In order to perform effective data preprocessing and model training, a further understanding of the LFW dataset will have to be attained. This could be simple things like checking the amount of images, the number of unique people, amount of similar images etc.

This issue and notebook will not go into the details of how the network gets to the point to compare the images as that will be covered in a future issue, possibly the one where the model is written(?).



## 1. Imports

In [15]:
import os
from sklearn.model_selection import train_test_split
import pandas as pd
import matplotlib.pyplot as plt

## 2. Organising Images into Pandas DF for Analysis

The LFW dataset is conveniently organised in folders, each named with the name of the person whose image resides in the folder. Some of these folders contain multiple images, which we can use to form positive pairs, while some only contain single images, which we'll definitely have to use as negatives.

Let's organise the images into a pandas dataframe for easier analysis for further steps.

In [16]:
data_dir = '../data/lfw-deepfunneled/lfw-deepfunneled'

data = []

for person in os.listdir(data_dir):
    person_dir = os.path.join(data_dir, person)
    if os.path.isdir(person_dir):
        for image in os.listdir(person_dir):
            data.append((os.path.join(person_dir, image), person))
            
df = pd.DataFrame(data, columns=['image_path', 'person'])

In [17]:
df.head()

Unnamed: 0,image_path,person
0,../data/lfw-deepfunneled/lfw-deepfunneled/Alic...,Alice_Fisher
1,../data/lfw-deepfunneled/lfw-deepfunneled/Alic...,Alice_Fisher
2,../data/lfw-deepfunneled/lfw-deepfunneled/Elle...,Ellen_Barkin
3,../data/lfw-deepfunneled/lfw-deepfunneled/Quee...,Queen_Latifah
4,../data/lfw-deepfunneled/lfw-deepfunneled/Quee...,Queen_Latifah


Now that we have a dataframe of the images along with the person the images are of, we essentially have all the information we need to perform basic analysis.

## 3. Basic Analysis

#### a. Checking the total number of images and number of people we have in the dataset

In [18]:
print(f'Total number of images in dataset: {len(df)}, number of unique persons: {df.person.nunique()}')

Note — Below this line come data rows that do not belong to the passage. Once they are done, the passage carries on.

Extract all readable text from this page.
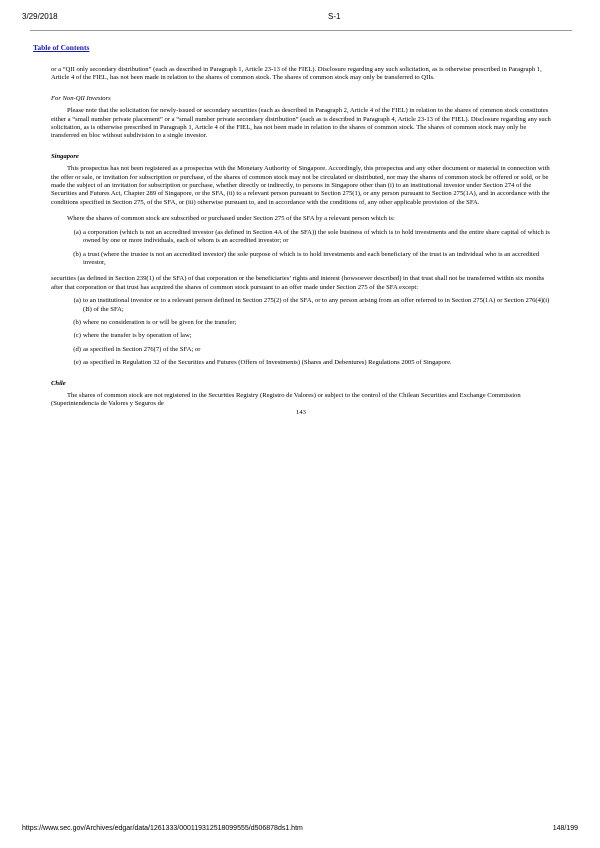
3/29/2018	S-1
Table of Contents

or a “QII only secondary distribution” (each as described in Paragraph 1, Article 23-13 of the FIEL). Disclosure regarding any such solicitation, as is otherwise prescribed in Paragraph 1, Article 4 of the FIEL, has not been made in relation to the shares of common stock. The shares of common stock may only be transferred to QIIs.

For Non-QII Investors

Please note that the solicitation for newly-issued or secondary securities (each as described in Paragraph 2, Article 4 of the FIEL) in relation to the shares of common stock constitutes either a “small number private placement” or a “small number private secondary distribution” (each as is described in Paragraph 4, Article 23-13 of the FIEL). Disclosure regarding any such solicitation, as is otherwise prescribed in Paragraph 1, Article 4 of the FIEL, has not been made in relation to the shares of common stock. The shares of common stock may only be transferred en bloc without subdivision to a single investor.

Singapore

This prospectus has not been registered as a prospectus with the Monetary Authority of Singapore. Accordingly, this prospectus and any other document or material in connection with the offer or sale, or invitation for subscription or purchase, of the shares of common stock may not be circulated or distributed, nor may the shares of common stock be offered or sold, or be made the subject of an invitation for subscription or purchase, whether directly or indirectly, to persons in Singapore other than (i) to an institutional investor under Section 274 of the Securities and Futures Act, Chapter 289 of Singapore, or the SFA, (ii) to a relevant person pursuant to Section 275(1), or any person pursuant to Section 275(1A), and in accordance with the conditions specified in Section 275, of the SFA, or (iii) otherwise pursuant to, and in accordance with the conditions of, any other applicable provision of the SFA.

Where the shares of common stock are subscribed or purchased under Section 275 of the SFA by a relevant person which is:

(a) a corporation (which is not an accredited investor (as defined in Section 4A of the SFA)) the sole business of which is to hold investments and the entire share capital of which is owned by one or more individuals, each of whom is an accredited investor; or
(b) a trust (where the trustee is not an accredited investor) the sole purpose of which is to hold investments and each beneficiary of the trust is an individual who is an accredited investor,

securities (as defined in Section 239(1) of the SFA) of that corporation or the beneficiaries’ rights and interest (howsoever described) in that trust shall not be transferred within six months after that corporation or that trust has acquired the shares of common stock pursuant to an offer made under Section 275 of the SFA except:

(a) to an institutional investor or to a relevant person defined in Section 275(2) of the SFA, or to any person arising from an offer referred to in Section 275(1A) or Section 276(4)(i)(B) of the SFA;
(b) where no consideration is or will be given for the transfer;
(c) where the transfer is by operation of law;
(d) as specified in Section 276(7) of the SFA; or
(e) as specified in Regulation 32 of the Securities and Futures (Offers of Investments) (Shares and Debentures) Regulations 2005 of Singapore.

Chile

The shares of common stock are not registered in the Securities Registry (Registro de Valores) or subject to the control of the Chilean Securities and Exchange Commission (Superintendencia de Valores y Seguros de

143

https://www.sec.gov/Archives/edgar/data/1261333/000119312518099555/d506878ds1.htm	148/199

Total number of images in dataset: 13233, number of unique persons: 5749


#### b. Checking the total number of images of a same person, and how many people have more than one image

In [19]:
for person in df['person'].unique():
    person_images = df[df['person'] == person]
    if len(person_images) > 1:
        df.loc[df['person'] == person, 'multiple_images'] = True
    else:
        df.loc[df['person'] == person, 'multiple_images'] = False
        

In [20]:
df.head()

Unnamed: 0,image_path,person,multiple_images
0,../data/lfw-deepfunneled/lfw-deepfunneled/Alic...,Alice_Fisher,True
1,../data/lfw-deepfunneled/lfw-deepfunneled/Alic...,Alice_Fisher,True
2,../data/lfw-deepfunneled/lfw-deepfunneled/Elle...,Ellen_Barkin,False
3,../data/lfw-deepfunneled/lfw-deepfunneled/Quee...,Queen_Latifah,True
4,../data/lfw-deepfunneled/lfw-deepfunneled/Quee...,Queen_Latifah,True


In [40]:
print(f'Number of multiple images: {len(df[df.multiple_images == True])}')
print(f'Number of people with multiple images: {df[df.multiple_images == True].person.nunique()}')

Number of multiple images: 9164
Number of people with multiple images: 1680